BRUSSELS (Reuters) – A pledge from European policy-makers to pour funds into energy-saving refurbishments of old, draughty buildings has boosted the outlook for the green construction sector as it seeks to shake off the impact of the coronavirus, fund managers said.
FILE PHOTO: Workers stand on a building under construction in Fontenay-sous-bois near Paris following the outbreak of the coronavirus disease (COVID-19) in France, May 28, 2020. The placard reads “Start of work”. REUTERS/Charles Platiau/File Photo
Buildings absorb 40% of energy consumed in Europe – much of it produced by fossil fuels – threatening the European Commission’s push to cut net European Union emissions to zero by 2050.
The European executive’s stimulus package unveiled on Wednesday to battle the pandemic’s economic fall-out, resolved to fix this.
Investors said the prospect of EU support made firms specialising in renovations more attractive.
It signals “a significant change in terms of the potential growth rates of those companies,” Charlie Thomas, head of strategy and sustainability at London-based Jupiter Asset Management, told Reuters.
“We see a positive inflection for companies exposed to insulation demand and construction,” Morgan Stanley analysts said in a note to clients on Friday, citing insulation firms Kingspan (KSP.I) and Rockwool (ROCKb.CO) as potential beneficiaries.
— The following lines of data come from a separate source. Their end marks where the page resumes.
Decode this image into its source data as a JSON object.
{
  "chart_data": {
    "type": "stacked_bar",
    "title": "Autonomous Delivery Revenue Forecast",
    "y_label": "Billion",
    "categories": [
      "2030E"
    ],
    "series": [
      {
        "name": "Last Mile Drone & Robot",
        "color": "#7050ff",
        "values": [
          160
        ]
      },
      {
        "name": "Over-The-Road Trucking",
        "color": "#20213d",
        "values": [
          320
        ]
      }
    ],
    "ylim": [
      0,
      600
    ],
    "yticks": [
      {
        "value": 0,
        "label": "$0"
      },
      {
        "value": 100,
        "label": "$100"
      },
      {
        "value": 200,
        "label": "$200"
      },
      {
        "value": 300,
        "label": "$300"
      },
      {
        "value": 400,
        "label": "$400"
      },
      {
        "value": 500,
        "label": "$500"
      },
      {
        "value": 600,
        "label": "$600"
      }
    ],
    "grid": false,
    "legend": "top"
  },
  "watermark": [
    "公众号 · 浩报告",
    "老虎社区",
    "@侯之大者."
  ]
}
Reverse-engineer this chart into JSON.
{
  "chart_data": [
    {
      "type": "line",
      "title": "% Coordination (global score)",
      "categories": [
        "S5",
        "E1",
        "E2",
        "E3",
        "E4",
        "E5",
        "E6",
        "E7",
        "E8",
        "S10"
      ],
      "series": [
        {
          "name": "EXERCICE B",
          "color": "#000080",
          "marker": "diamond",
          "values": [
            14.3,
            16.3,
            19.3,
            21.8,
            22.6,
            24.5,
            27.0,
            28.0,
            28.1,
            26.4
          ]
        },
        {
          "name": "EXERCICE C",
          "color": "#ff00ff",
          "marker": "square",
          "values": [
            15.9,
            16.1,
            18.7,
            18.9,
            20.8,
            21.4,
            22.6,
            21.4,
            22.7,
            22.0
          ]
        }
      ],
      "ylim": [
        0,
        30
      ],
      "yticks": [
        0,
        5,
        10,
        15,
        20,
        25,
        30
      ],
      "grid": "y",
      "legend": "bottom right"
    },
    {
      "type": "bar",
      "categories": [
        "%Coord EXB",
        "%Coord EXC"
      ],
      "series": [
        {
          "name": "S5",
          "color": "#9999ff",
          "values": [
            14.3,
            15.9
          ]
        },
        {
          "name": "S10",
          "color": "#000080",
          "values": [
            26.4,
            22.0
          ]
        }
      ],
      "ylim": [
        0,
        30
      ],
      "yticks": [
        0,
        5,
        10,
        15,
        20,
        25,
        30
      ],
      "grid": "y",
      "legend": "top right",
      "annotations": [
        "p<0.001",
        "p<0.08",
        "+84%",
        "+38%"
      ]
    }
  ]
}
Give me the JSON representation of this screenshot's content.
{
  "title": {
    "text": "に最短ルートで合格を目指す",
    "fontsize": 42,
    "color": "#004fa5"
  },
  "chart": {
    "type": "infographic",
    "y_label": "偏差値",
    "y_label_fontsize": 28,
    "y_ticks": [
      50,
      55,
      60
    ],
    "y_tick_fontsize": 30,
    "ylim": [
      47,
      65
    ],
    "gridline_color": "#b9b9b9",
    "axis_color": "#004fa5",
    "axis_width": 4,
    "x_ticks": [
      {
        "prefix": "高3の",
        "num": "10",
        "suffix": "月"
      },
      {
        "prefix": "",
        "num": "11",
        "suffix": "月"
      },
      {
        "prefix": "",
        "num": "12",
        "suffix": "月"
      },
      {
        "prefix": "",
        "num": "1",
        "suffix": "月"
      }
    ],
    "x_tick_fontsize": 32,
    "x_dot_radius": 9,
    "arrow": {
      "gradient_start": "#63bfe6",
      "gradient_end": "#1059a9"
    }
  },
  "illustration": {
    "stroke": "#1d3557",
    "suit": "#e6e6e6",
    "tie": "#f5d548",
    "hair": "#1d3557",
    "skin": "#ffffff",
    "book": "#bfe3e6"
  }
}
Rockwool’s shares in particular have rallied. They were 1.68% higher in late trade on Friday, taking this year’s gains to nearly 20%, while Kingspan was up around 0.5% on Friday and is marginally higher on the year.
Europe’s construction sector is expecting a 50% drop in orders this quarter as coronavirus lockdowns have stifled the economy.
The EU executive did not disclose how much would be earmarked, but said it wants to double Europe’s annual renovation rate for buildings, currently around 1%, as part of its planned spending of 1.85 trillion euros in 2021-27.
“Our most important principle is energy efficiency,” EU energy chief Kadri Simson told Reuters, pointing to Soviet-era buildings in eastern Europe as a priority for energy-saving renovations.
Simson said that should create jobs, chiming with industry groups who say that, with public support for re-training, the construction sector could absorb an extra 4 million workers within 18 months – including many laid off from other sectors.